Closing prices including KOSPI are displayed on the electronic board in the main dealing room at the Hana Bank headquarters as KOSPI plunges./Courtesy of News1

With the KOSPI showing extreme volatility, swinging by hundreds of points in a single day recently, transactions of leveraged products that bet on gains and inverse products that invest in declines are surging simultaneously in the exchange-traded fund (ETF) market. As a market in which it is hard to predict the direction persists, short-term trading demand is converging on both-sided products at the same time.

According to the Korea Exchange (KRX) on the 12th, since the start of this month, leveraged and inverse products have ranked side by side among the top in ETF trading volume. In addition to inverse ETFs that invest in a decline of the KOSPI 200, single-stock leveraged ETFs with Samsung Electronics and SK hynix as underlying assets also saw a sharp increase in transactions.

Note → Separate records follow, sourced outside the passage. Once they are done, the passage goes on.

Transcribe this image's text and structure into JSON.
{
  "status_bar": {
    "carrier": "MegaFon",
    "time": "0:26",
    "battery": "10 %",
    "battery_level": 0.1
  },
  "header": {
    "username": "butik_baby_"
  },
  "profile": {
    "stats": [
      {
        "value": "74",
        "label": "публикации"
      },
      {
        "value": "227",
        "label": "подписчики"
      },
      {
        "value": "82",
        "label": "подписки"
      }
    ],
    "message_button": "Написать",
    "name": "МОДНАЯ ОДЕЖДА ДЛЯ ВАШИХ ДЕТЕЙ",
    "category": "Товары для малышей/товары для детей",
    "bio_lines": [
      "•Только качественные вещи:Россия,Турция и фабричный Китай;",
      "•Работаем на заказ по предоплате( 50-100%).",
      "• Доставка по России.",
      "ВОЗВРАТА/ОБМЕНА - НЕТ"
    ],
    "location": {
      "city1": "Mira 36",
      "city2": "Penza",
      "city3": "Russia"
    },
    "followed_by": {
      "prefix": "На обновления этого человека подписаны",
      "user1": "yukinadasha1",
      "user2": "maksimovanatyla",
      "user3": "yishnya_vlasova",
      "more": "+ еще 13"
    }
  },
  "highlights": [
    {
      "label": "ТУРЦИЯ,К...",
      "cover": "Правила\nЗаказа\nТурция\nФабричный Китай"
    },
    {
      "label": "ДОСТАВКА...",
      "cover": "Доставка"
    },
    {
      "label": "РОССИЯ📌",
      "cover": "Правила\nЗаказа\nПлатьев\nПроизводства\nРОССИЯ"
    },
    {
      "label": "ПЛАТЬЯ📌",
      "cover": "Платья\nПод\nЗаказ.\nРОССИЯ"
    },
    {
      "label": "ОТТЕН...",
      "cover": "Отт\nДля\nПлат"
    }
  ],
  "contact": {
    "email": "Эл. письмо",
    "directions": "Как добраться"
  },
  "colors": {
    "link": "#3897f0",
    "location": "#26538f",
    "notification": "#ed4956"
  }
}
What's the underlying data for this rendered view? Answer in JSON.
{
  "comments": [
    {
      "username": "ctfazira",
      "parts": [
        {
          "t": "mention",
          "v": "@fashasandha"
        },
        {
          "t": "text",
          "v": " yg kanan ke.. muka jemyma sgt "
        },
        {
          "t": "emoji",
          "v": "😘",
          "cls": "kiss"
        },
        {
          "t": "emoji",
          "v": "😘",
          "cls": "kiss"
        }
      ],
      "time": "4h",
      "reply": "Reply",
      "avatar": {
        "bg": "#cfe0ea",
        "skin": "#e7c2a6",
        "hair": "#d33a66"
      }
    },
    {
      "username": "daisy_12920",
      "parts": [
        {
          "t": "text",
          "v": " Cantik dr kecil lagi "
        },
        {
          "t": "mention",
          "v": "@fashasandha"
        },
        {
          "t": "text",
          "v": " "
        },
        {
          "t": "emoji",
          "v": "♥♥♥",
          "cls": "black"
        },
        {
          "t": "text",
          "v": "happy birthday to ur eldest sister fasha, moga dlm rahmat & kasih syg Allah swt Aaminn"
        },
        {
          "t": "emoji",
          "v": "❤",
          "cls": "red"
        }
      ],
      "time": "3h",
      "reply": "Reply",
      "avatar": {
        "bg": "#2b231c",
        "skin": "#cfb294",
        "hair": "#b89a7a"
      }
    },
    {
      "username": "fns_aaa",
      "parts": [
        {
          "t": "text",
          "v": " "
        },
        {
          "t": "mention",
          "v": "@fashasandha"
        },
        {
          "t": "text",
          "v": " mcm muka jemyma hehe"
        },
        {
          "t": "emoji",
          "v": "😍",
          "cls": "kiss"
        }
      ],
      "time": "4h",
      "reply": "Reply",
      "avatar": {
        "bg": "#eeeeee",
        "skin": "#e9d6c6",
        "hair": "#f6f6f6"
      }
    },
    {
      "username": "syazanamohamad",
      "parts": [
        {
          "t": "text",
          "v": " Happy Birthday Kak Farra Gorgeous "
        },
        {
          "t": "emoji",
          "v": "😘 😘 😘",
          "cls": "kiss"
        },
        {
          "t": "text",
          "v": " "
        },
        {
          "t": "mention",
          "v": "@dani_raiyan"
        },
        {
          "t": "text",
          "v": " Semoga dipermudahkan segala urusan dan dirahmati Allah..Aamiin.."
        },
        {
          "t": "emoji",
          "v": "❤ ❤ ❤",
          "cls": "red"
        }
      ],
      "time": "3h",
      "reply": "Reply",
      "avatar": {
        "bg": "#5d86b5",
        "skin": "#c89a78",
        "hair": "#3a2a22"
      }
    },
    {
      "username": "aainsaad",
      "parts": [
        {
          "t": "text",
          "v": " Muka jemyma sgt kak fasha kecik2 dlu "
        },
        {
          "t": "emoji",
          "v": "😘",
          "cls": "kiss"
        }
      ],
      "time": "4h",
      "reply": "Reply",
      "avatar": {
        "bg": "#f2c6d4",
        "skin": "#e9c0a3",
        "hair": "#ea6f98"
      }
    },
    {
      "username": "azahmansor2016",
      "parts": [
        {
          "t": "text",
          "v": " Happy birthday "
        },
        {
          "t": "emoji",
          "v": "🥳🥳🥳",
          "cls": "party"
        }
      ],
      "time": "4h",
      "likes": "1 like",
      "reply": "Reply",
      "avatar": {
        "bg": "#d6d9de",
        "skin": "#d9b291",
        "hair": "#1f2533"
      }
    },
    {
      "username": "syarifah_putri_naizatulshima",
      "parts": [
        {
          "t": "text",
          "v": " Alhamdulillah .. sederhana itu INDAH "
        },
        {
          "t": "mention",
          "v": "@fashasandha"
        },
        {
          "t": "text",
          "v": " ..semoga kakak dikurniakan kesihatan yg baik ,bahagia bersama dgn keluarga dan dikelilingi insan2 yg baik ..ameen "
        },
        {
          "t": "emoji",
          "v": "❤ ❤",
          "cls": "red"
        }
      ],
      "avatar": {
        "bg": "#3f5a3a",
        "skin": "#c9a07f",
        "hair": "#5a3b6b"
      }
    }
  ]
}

This is interpreted as the impact of the recent stock market repeatedly surging and plunging intraday. Since the start of this month, the KOSPI has continued a trend of intraday swings of hundreds of points. On some trading days, the intraday range exceeded 700 points.

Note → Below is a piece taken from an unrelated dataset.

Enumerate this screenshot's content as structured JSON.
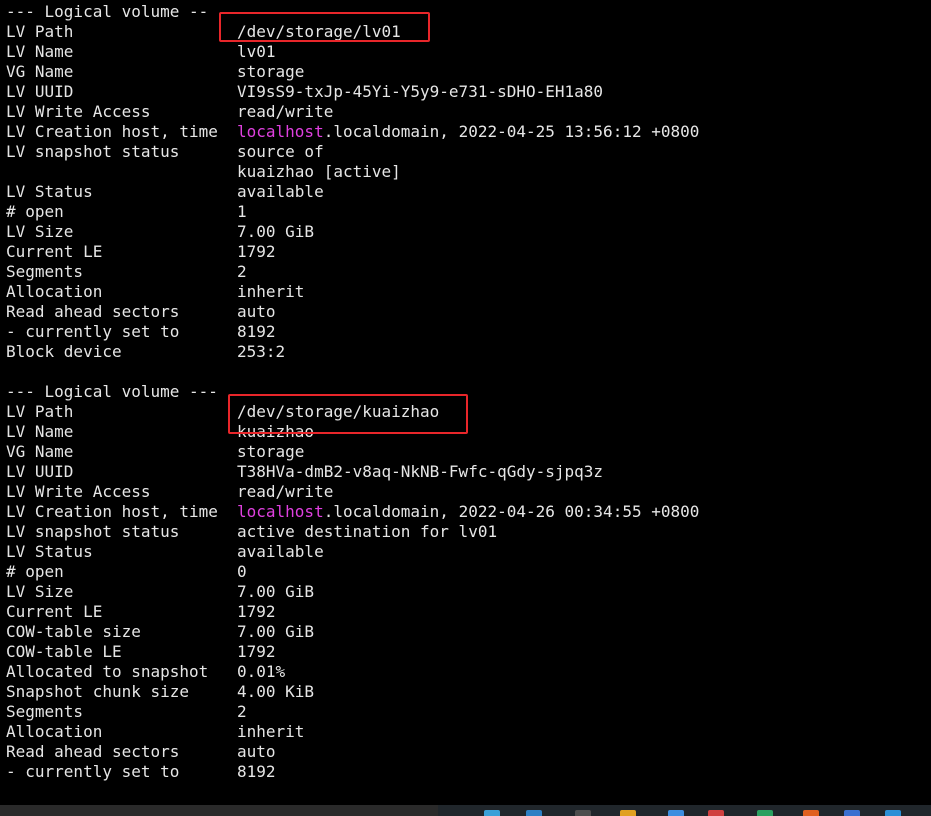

In the market, given that volatility itself has grown more than directionality, it is seen that short-term trades aiming for price differences have increased simultaneously rather than betting only on gains or declines. In fact, during the bull market in the first half of this year, inverse ETFs led the upper ranks in trading volume, but recently, even single-stock leveraged products have entered the upper ranks, changing the pattern.

In particular, as trading in single-stock leveraged ETFs listed at the end of May has increased rapidly, concerns are being raised that it could amplify market volatility. Leveraged ETFs conduct rebalancing before the market close, buying or selling additional amounts of the underlying assets to meet target returns, and because they have a so-called "short gamma" structure—buying more when prices rise and selling more when they fall—they can expand volatility.

Financial authorities are also reviewing the impact of single-stock leveraged products on the market. In the market, if high volatility continues to the extent that circuit breakers and sidecars are repeatedly triggered for the time being, it is seen as highly likely that short-term trading centered on inverse and leveraged ETFs will also persist for the time being.